La communication active sur les procédures closes se heurte aujourd’hui à l’obligation de confidentialité découlant du droit de la surveillance. L’intervention précoce vise à s’enclencher avant que le droit de l’assainissement ne soit applicable — lequel ne prend effet qu’en cas d’insolvabilité imminente (art. 25 ss. BankG). Les rémunérations restent pour l’instant en l’état : la loi n’autorise en principe la restitution que lorsqu’une banque d’importance systémique bénéficie d’un soutien de l’État (art. 10a BankG). Un régime général de clawback et de rétention, indépendant de tout soutien étatique, fait partie de la ronde reportée. Le droit de l’assainissement est demeuré inexploité en mars 2023 — et le reste.

La question du capital fait l’objet du consensus le plus large, parce qu’elle vise dans les faits une seule banque et se rattache directement à l’enseignement de mars 2023 ; c’est pourquoi elle vient en premier. Les quatre instruments en revanche touchent à l’organisation de la direction, à la rémunération et aux pratiques de sanction, et étaient contestés lors de la consultation. En les renvoyant à un second projet, le Conseil fédéral gagne du temps — et accepte que la FINMA affronte une prochaine crise avec les moyens actuels.

Ce qui est acquis, ce qui reste en mouvement

Pour le service juridique d’une banque d’importance systémique, la réforme s’articule à deux vitesses. L’exigence de capital est fixée dans son orientation, même si le chiffre reste contesté : la constitution de CET1 commence maintenant, le délai de sept ans court dès l’entrée en vigueur. Les obligations de gouvernance en revanche ne figurent encore dans aucun article de loi. Qui dessine aujourd’hui une cartographie des responsabilités ou rédige des clauses de clawback dans des contrats de travail travaille sur la base d’un projet qui n’existe pas encore. Ce qui s’avère plus utile cette semaine : recenser quelles personnes seraient couvertes par un régime de responsabilité individuelle et identifier les points où une récupération indépendante du soutien étatique affecterait des contrats en vigueur — en préparation d’une réponse à la consultation, et non en vue d’une mise en œuvre.

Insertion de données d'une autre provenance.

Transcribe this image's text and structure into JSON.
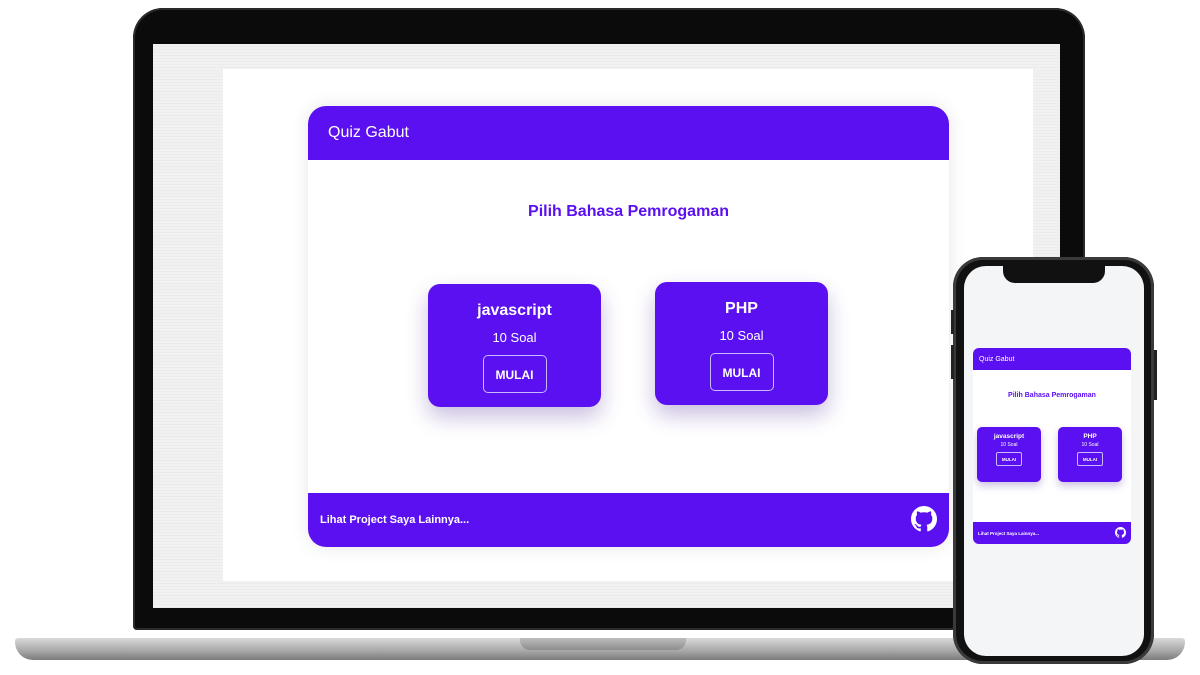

Il reste à voir avec quelle précision le Conseil fédéral définira les quatre instruments, et si la compétence d’amende — que le législateur n’a jamais accordée jusqu’ici — résistera au processus législatif. Cela ne se décidera pas dans le message d’aujourd’hui, mais dans le projet mis en consultation que le Conseil fédéral a annoncé pour l’été 2026. La base légale est l’art. 52 BankG, qui oblige le Conseil fédéral à réviser périodiquement les règles applicables aux banques d’importance systémique et à en rendre compte au Parlement. Le message d’aujourd’hui répond au rapport du 10 avril 2024 ; c’est le prochain projet qui montrera quelle part de la liste de la FINMA sera reprise. C’est sur ce prochain projet que le service juridique devrait concentrer sa prise de position — et non sur le message d’aujourd’hui.